Monday, December 8, 2014

Winterworld: breaking the political divide

Earlier this year, Chuck Dixon - who may have his name on more Batman comics than any other writer - added to his authorial credits an article for the Wall Street Journal where he bemoaned the forces of liberalism in the comic book industry. He also appeared on Fox News to repeat his dirge.

Obviously, a Conservative speaking to Conservatives about something Conservatives aren't terribly interested in to begin with isn't going to affect much change; indeed, the greatest impact I saw from Dixon's efforts were increased attacks on him by comics fandom. But leave us not be divisive - how can we bridge the gap between comic book-reading Conservatives, Liberals and the rest of us who truly do not care? Perhaps Dixon himself has the solution.

In 1987, Dixon authored a short-lived comic book series for Eclipse titled Winterworld. It's set in a catastrophic future where the Earth has been covered with snow and ice and humanity must forage for survival, barely able to grow any crops to sustain themselves. The chief protagonist, Scully, drives a vehicle which can run on almost any form of fuel and he wanders the frozen globe, looking out for himself (and his pet badger Rah-Rah; also, teenage waif Wynn).

Obviously there's nothing particularly political about the concept, but that's not my point - Dixon has a pretty good record of keeping politics out of his stories to begin with. Carrying on, the original Winterworld stories were collected by IDW in 2011 and earlier this year Dixon began a new series which seems to be existing as a series of mini-series (there's also a TV show being developed).

In issue #3 (from which these panels, drawn by Butch Guice, originate), Scully has found a veritable paradise in an unfrozen part of South America, so naturally genre-savvy readers are curious to learn what the "catch" will be. Obviously Scully's journey can't end here (not if the series is to continue), so what's wrong with these folk? They're very interested in Scully's vehicle and reveal they have enormous stockpiles of fuel. However, they don't want Scully to go driving on missions for them, but to simply pour the fuel in and let the engines run.

One of the locals explains their theory: the Earth became a frozen wasteland because there weren't enough cars emitting co2 to cause global warming; their plan to save the Earth is to return to the ways of their ancestors, as detailed in a sacred book; Scully can't read Spanish and doesn't recognize the tome but it's obvious to we readers that the book is a copy of Al Gore's Earth in the Balance.

Now that? That's pretty funny!
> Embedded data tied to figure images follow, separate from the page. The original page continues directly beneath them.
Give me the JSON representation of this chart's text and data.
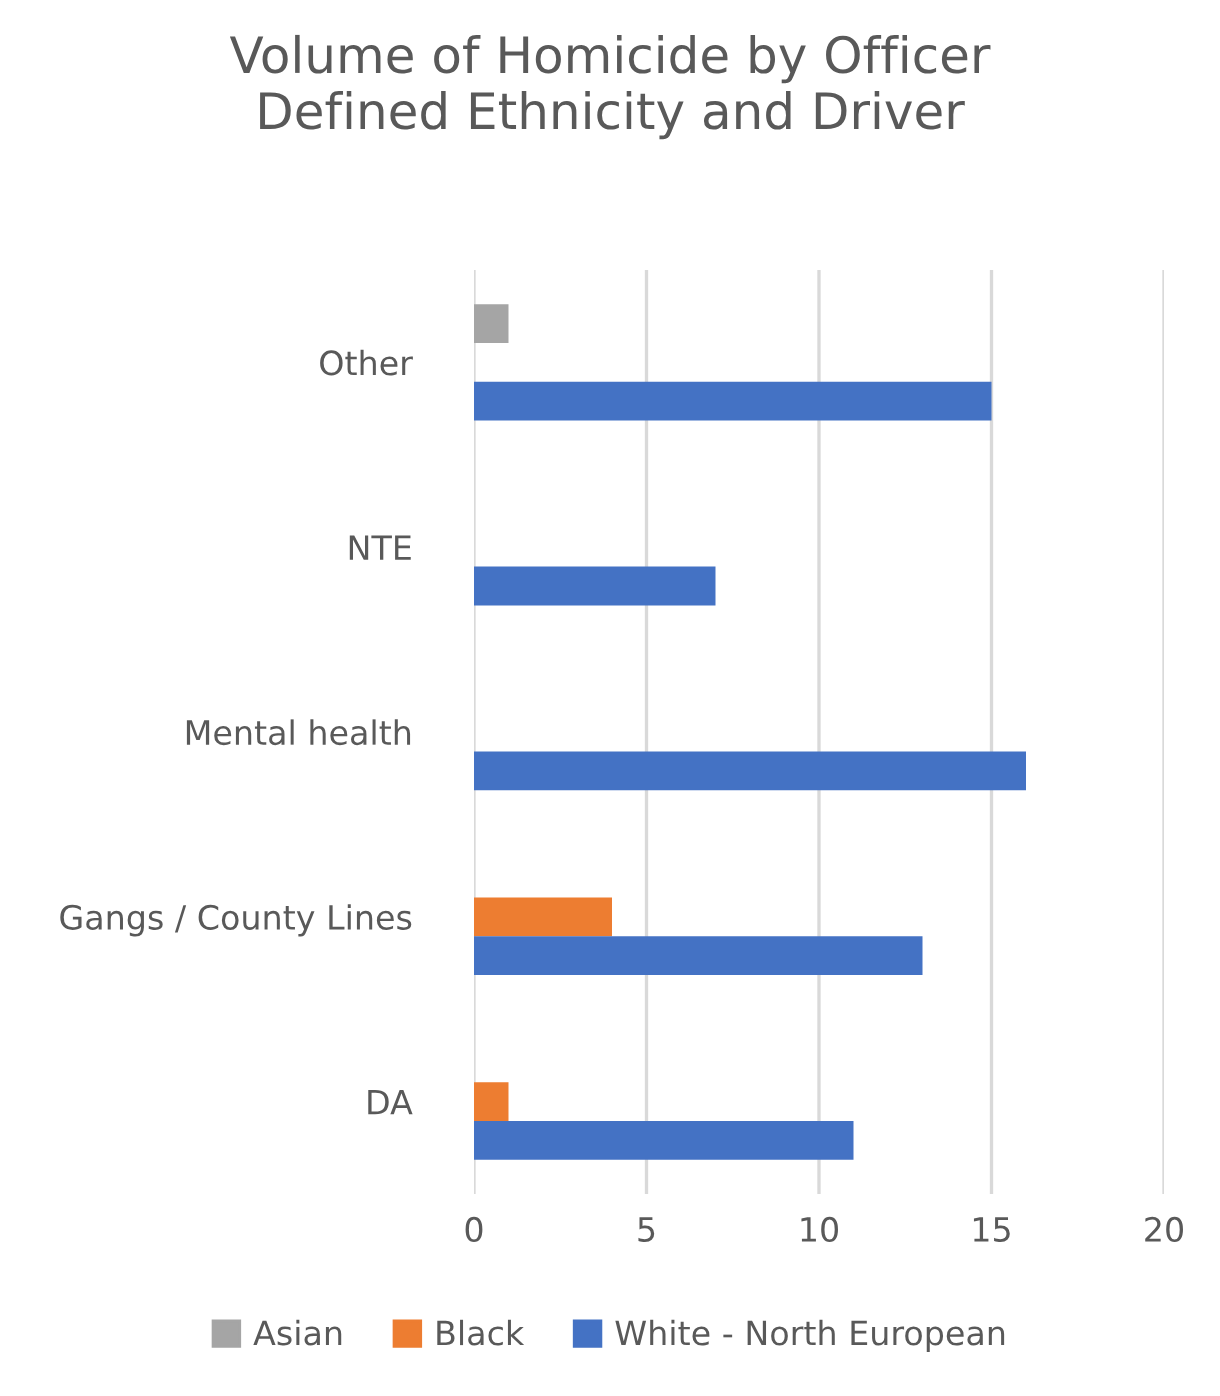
{
  "chart_data": {
    "type": "bar",
    "orientation": "horizontal",
    "title": "Volume of Homicide by Officer\nDefined Ethnicity and Driver",
    "categories": [
      "Other",
      "NTE",
      "Mental health",
      "Gangs / County Lines",
      "DA"
    ],
    "series": [
      {
        "name": "Asian",
        "color": "#a5a5a5",
        "values": [
          1,
          null,
          null,
          null,
          null
        ]
      },
      {
        "name": "Black",
        "color": "#ed7d31",
        "values": [
          null,
          null,
          null,
          4,
          1
        ]
      },
      {
        "name": "White - North European",
        "color": "#4472c4",
        "values": [
          15,
          7,
          16,
          13,
          11
        ]
      }
    ],
    "xlim": [
      0,
      20
    ],
    "xticks": [
      0,
      5,
      10,
      15,
      20
    ],
    "grid": "x",
    "legend": "bottom"
  }
}
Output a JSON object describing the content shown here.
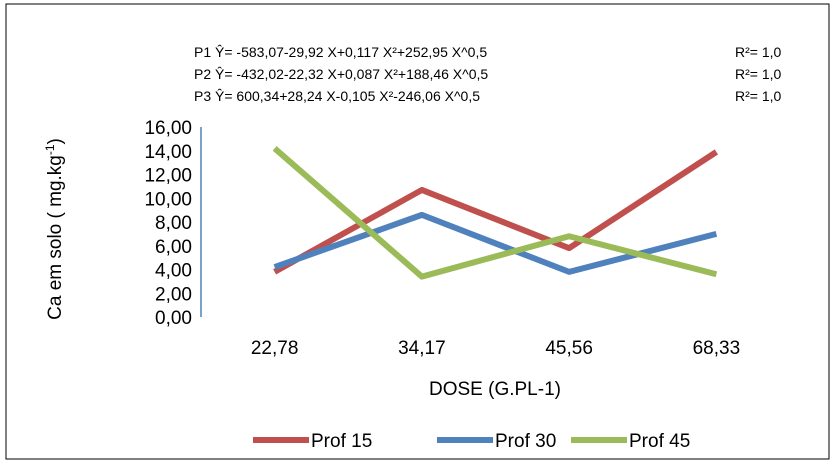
{
  "chart_data": {
    "type": "line",
    "categories": [
      "22,78",
      "34,17",
      "45,56",
      "68,33"
    ],
    "series": [
      {
        "name": "Prof 15",
        "color": "#c0504d",
        "values": [
          3.8,
          10.7,
          5.8,
          13.9
        ]
      },
      {
        "name": "Prof 30",
        "color": "#4f81bd",
        "values": [
          4.2,
          8.6,
          3.8,
          7.0
        ]
      },
      {
        "name": "Prof 45",
        "color": "#9bbb59",
        "values": [
          14.2,
          3.4,
          6.8,
          3.6
        ]
      }
    ],
    "title": "",
    "xlabel": "DOSE (G.PL-1)",
    "ylabel_main": "Ca em solo ( mg.kg",
    "ylabel_sup": "-1",
    "ylabel_end": ")",
    "ylim": [
      0,
      16
    ],
    "yticks": [
      "0,00",
      "2,00",
      "4,00",
      "6,00",
      "8,00",
      "10,00",
      "12,00",
      "14,00",
      "16,00"
    ],
    "legend_position": "bottom",
    "equations": [
      {
        "text": "P1 Ŷ= -583,07-29,92 X+0,117 X²+252,95 X^0,5",
        "r2": "R²= 1,0"
      },
      {
        "text": "P2 Ŷ= -432,02-22,32 X+0,087 X²+188,46 X^0,5",
        "r2": "R²= 1,0"
      },
      {
        "text": "P3 Ŷ= 600,34+28,24 X-0,105 X²-246,06 X^0,5",
        "r2": "R²= 1,0"
      }
    ]
  }
}
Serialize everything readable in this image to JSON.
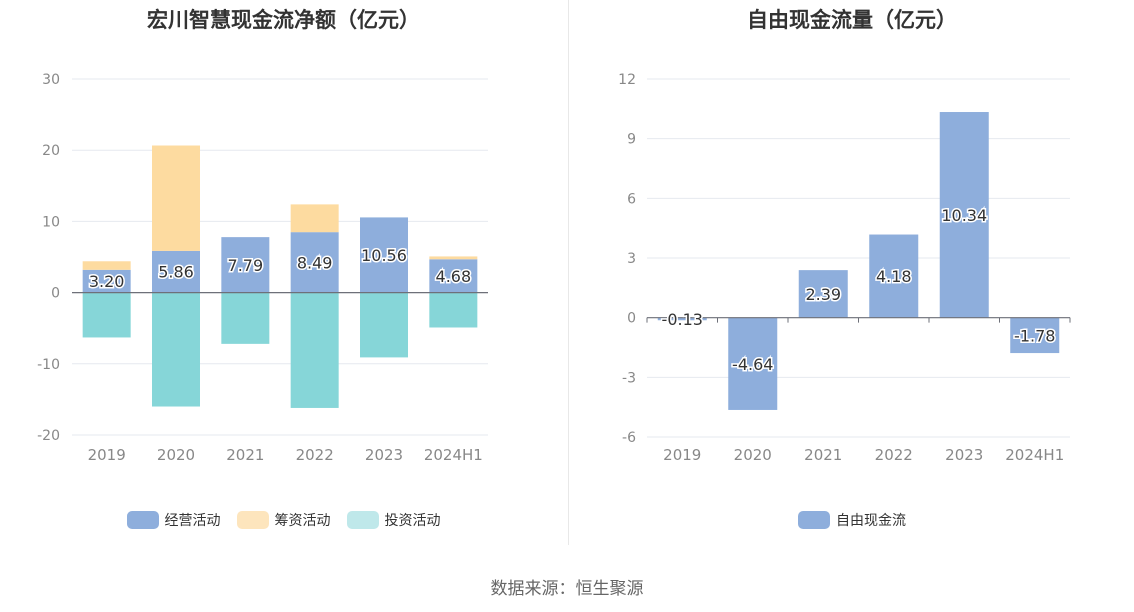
{
  "chart_data": [
    {
      "type": "bar",
      "title": "宏川智慧现金流净额（亿元）",
      "categories": [
        "2019",
        "2020",
        "2021",
        "2022",
        "2023",
        "2024H1"
      ],
      "ylim": [
        -20,
        30
      ],
      "yticks": [
        30,
        20,
        10,
        0,
        -10,
        -20
      ],
      "stacked": true,
      "series": [
        {
          "name": "经营活动",
          "color": "#8eaedc",
          "values": [
            3.2,
            5.86,
            7.79,
            8.49,
            10.56,
            4.68
          ],
          "labels": [
            "3.20",
            "5.86",
            "7.79",
            "8.49",
            "10.56",
            "4.68"
          ]
        },
        {
          "name": "筹资活动",
          "color": "#fddba0",
          "values": [
            1.2,
            14.8,
            0,
            3.9,
            0,
            0.4
          ]
        },
        {
          "name": "投资活动",
          "color": "#86d6d8",
          "values": [
            -6.3,
            -16.0,
            -7.2,
            -16.2,
            -9.1,
            -4.9
          ]
        }
      ],
      "legend": "bottom",
      "grid": true
    },
    {
      "type": "bar",
      "title": "自由现金流量（亿元）",
      "categories": [
        "2019",
        "2020",
        "2021",
        "2022",
        "2023",
        "2024H1"
      ],
      "ylim": [
        -6,
        12
      ],
      "yticks": [
        12,
        9,
        6,
        3,
        0,
        -3,
        -6
      ],
      "series": [
        {
          "name": "自由现金流",
          "color": "#8eaedc",
          "values": [
            -0.13,
            -4.64,
            2.39,
            4.18,
            10.34,
            -1.78
          ],
          "labels": [
            "-0.13",
            "-4.64",
            "2.39",
            "4.18",
            "10.34",
            "-1.78"
          ]
        }
      ],
      "legend": "bottom",
      "grid": true
    }
  ],
  "legend_left": [
    {
      "label": "经营活动",
      "color": "#8eaedc"
    },
    {
      "label": "筹资活动",
      "color": "#fde5bd"
    },
    {
      "label": "投资活动",
      "color": "#bfe8ea"
    }
  ],
  "legend_right": [
    {
      "label": "自由现金流",
      "color": "#8eaedc"
    }
  ],
  "source": "数据来源：恒生聚源"
}
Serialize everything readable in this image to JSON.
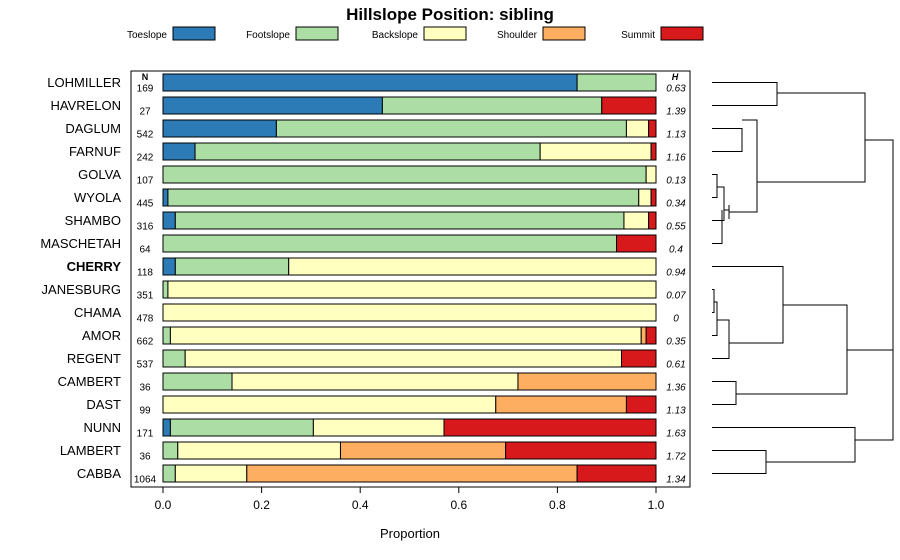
{
  "chart_data": {
    "type": "bar",
    "stacked": true,
    "orientation": "horizontal",
    "title": "Hillslope Position: sibling",
    "xlabel": "Proportion",
    "xlim": [
      0,
      1
    ],
    "xticks": [
      "0.0",
      "0.2",
      "0.4",
      "0.6",
      "0.8",
      "1.0"
    ],
    "xtick_values": [
      0,
      0.2,
      0.4,
      0.6,
      0.8,
      1.0
    ],
    "n_header": "N",
    "h_header": "H",
    "highlight": "CHERRY",
    "legend_position": "top",
    "legend": [
      {
        "name": "Toeslope",
        "color": "#2c7bb6"
      },
      {
        "name": "Footslope",
        "color": "#abdda4"
      },
      {
        "name": "Backslope",
        "color": "#ffffbf"
      },
      {
        "name": "Shoulder",
        "color": "#fdae61"
      },
      {
        "name": "Summit",
        "color": "#d7191c"
      }
    ],
    "rows": [
      {
        "name": "LOHMILLER",
        "n": "169",
        "h": "0.63",
        "values": [
          0.84,
          0.16,
          0,
          0,
          0
        ]
      },
      {
        "name": "HAVRELON",
        "n": "27",
        "h": "1.39",
        "values": [
          0.445,
          0.445,
          0,
          0,
          0.11
        ]
      },
      {
        "name": "DAGLUM",
        "n": "542",
        "h": "1.13",
        "values": [
          0.23,
          0.71,
          0.045,
          0,
          0.015
        ]
      },
      {
        "name": "FARNUF",
        "n": "242",
        "h": "1.16",
        "values": [
          0.065,
          0.7,
          0.225,
          0,
          0.01
        ]
      },
      {
        "name": "GOLVA",
        "n": "107",
        "h": "0.13",
        "values": [
          0,
          0.98,
          0.02,
          0,
          0
        ]
      },
      {
        "name": "WYOLA",
        "n": "445",
        "h": "0.34",
        "values": [
          0.01,
          0.955,
          0.025,
          0,
          0.01
        ]
      },
      {
        "name": "SHAMBO",
        "n": "316",
        "h": "0.55",
        "values": [
          0.025,
          0.91,
          0.05,
          0,
          0.015
        ]
      },
      {
        "name": "MASCHETAH",
        "n": "64",
        "h": "0.4",
        "values": [
          0,
          0.92,
          0,
          0,
          0.08
        ]
      },
      {
        "name": "CHERRY",
        "n": "118",
        "h": "0.94",
        "values": [
          0.025,
          0.23,
          0.745,
          0,
          0
        ]
      },
      {
        "name": "JANESBURG",
        "n": "351",
        "h": "0.07",
        "values": [
          0,
          0.01,
          0.99,
          0,
          0
        ]
      },
      {
        "name": "CHAMA",
        "n": "478",
        "h": "0",
        "values": [
          0,
          0,
          1.0,
          0,
          0
        ]
      },
      {
        "name": "AMOR",
        "n": "662",
        "h": "0.35",
        "values": [
          0,
          0.015,
          0.955,
          0.01,
          0.02
        ]
      },
      {
        "name": "REGENT",
        "n": "537",
        "h": "0.61",
        "values": [
          0,
          0.045,
          0.885,
          0,
          0.07
        ]
      },
      {
        "name": "CAMBERT",
        "n": "36",
        "h": "1.36",
        "values": [
          0,
          0.14,
          0.58,
          0.28,
          0
        ]
      },
      {
        "name": "DAST",
        "n": "99",
        "h": "1.13",
        "values": [
          0,
          0,
          0.675,
          0.265,
          0.06
        ]
      },
      {
        "name": "NUNN",
        "n": "171",
        "h": "1.63",
        "values": [
          0.015,
          0.29,
          0.265,
          0,
          0.43
        ]
      },
      {
        "name": "LAMBERT",
        "n": "36",
        "h": "1.72",
        "values": [
          0,
          0.03,
          0.33,
          0.335,
          0.305
        ]
      },
      {
        "name": "CABBA",
        "n": "1064",
        "h": "1.34",
        "values": [
          0,
          0.025,
          0.145,
          0.67,
          0.16
        ]
      }
    ]
  }
}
When you're aware of Dixon's politics you might read the scene as being anti-climate change (because climate change is something Conservatives are lockstep against for... unclear reasons). But the scene is funny because we're privy to information the characters aren't. Their situation is tragic, but their attempted solution is so clearly misinformed that it can't help but be amusing.

This, then, is something which Conservatives, Liberals and the apathetic can all agree upon: Al Gore is funny!